Foremost, a rapid and effective response is needed to contain the outbreak and to ensure the survival and wellbeing of every individual affected by or at risk of Ebola.

Beyond this most pressing concern, Ebola highlights a critical—and undertheorized—question in human rights law. Health rights—like all economic, social, and cultural rights—are tied to a state’s obligation to use “the maximum of its available resources” (ICESCR article 2).  The ICESCR requires states parties to take steps “individually and through international assistance and co-operation.”  The international assistance language clearly means that if a country does not have sufficient resources to ensure the economic, social and cultural rights of all, it must pursue international assistance.
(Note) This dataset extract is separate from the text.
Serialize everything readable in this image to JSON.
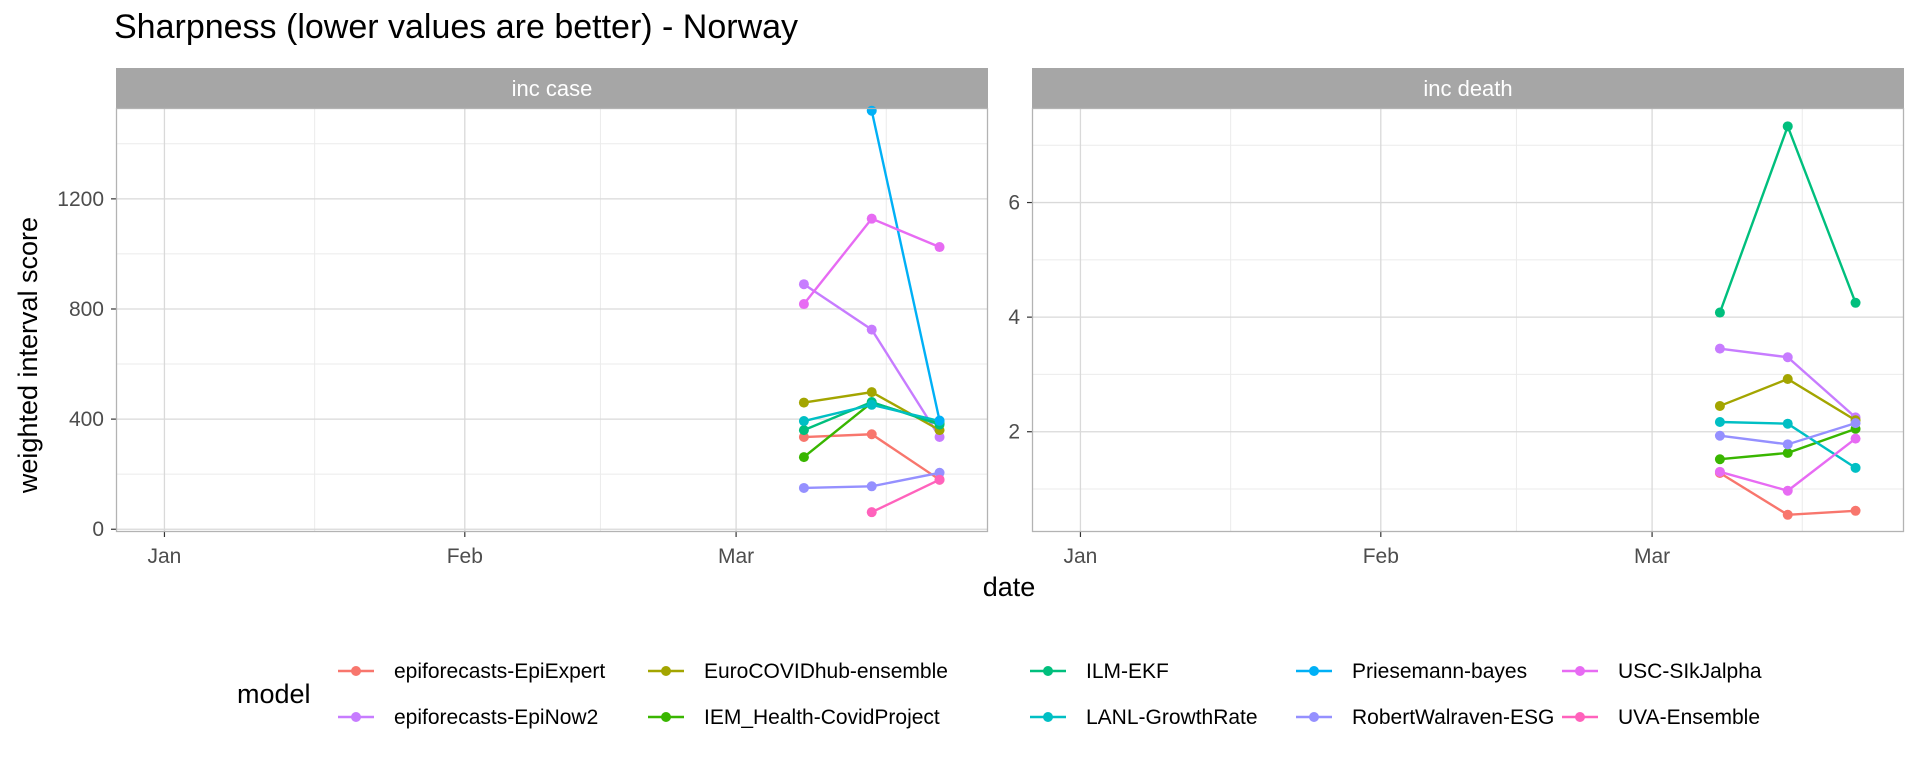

The unanswered question is what response human rights law requires of wealthier nations. Reading the international assistance language to mean that wealthier nations are obligated to provide assistance suggests a potentially dramatic broadening of human rights law jurisdiction. States parties to human rights treaties agree to ensure rights to all individuals subject to their jurisdiction, not to individuals in other countries with limited resources. On the one hand, saying that wealthier nations have no obligation to give when asked would render the international assistance language meaningless.

Again, today, the immediate priority and obligation must be to ensure the survival of ill and at-risk individuals. However, the Ebola outbreak also challenges human rights scholars and advocates to more clearly articulate the meaning of the “international assistance” requirement of states’ obligations to ensure economic, social and cultural rights.